Dai rintocchi di campane all'installazione di ligh art '1943 Bomb': così Foggia ricorda le vittime della guerra

22 luglio 1943. Una data indelebile nella storia di Foggia. Annus Horribilis il 1943, che ha visto decimare la popolazione foggiana e polverizzare una intera città sotto i bombardamenti anglo-americani

La commemorazione in Stazione

Domenica 22 luglio, saranno celebrate le manifestazioni di commemorazione dei tragici giorni del luglio 1943, quando la città fu colpita da innumerevoli lutti e incalcolabili danni materiali a causa dei bombardamenti alleati della Seconda Guerra Mondiale.

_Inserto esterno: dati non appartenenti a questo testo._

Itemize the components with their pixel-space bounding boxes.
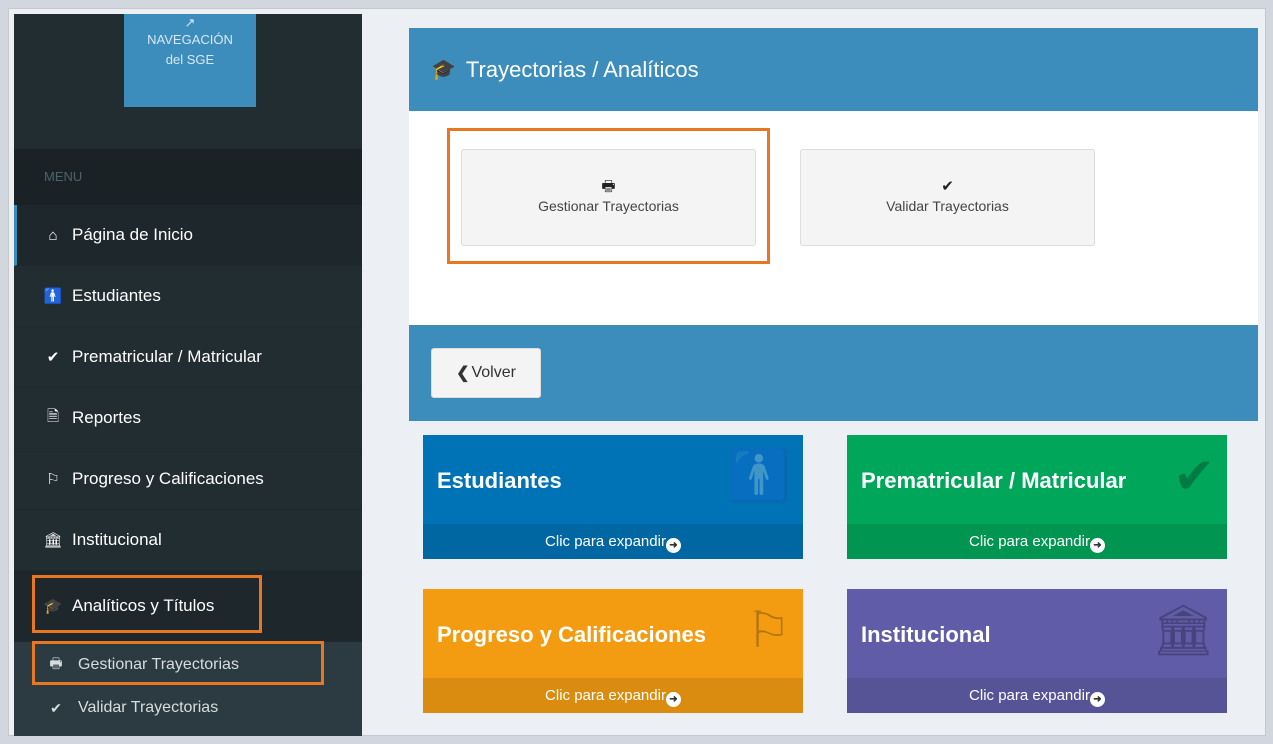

La giornata si aprirà alle 9.39 con i rintocchi di campane dalla Torre Civica di Palazzo di Città, in ricordo dell’orario di inizio dell'incursione aerea del 22 luglio 1943. Alle 10, in Piazza Italia , si terrà la deposizione di una corona d’alloro in memoria delle vittime davanti al monumento ai caduti. Alle 10.30, nell'atrio della Stazione ferroviaria ci sarà la commemorazione delle vittime dei bombardamenti sullo scalo e la deposizione di una corona d’alloro alla lapide dedicata ai Caduti.

Alle 11, presso la Cattedrale di Foggia, verrà celebrata la Santa Messa, mentre alle 21, in piazza Cesare Battista Ornella Vanoni si esibirà per il concerto della pace.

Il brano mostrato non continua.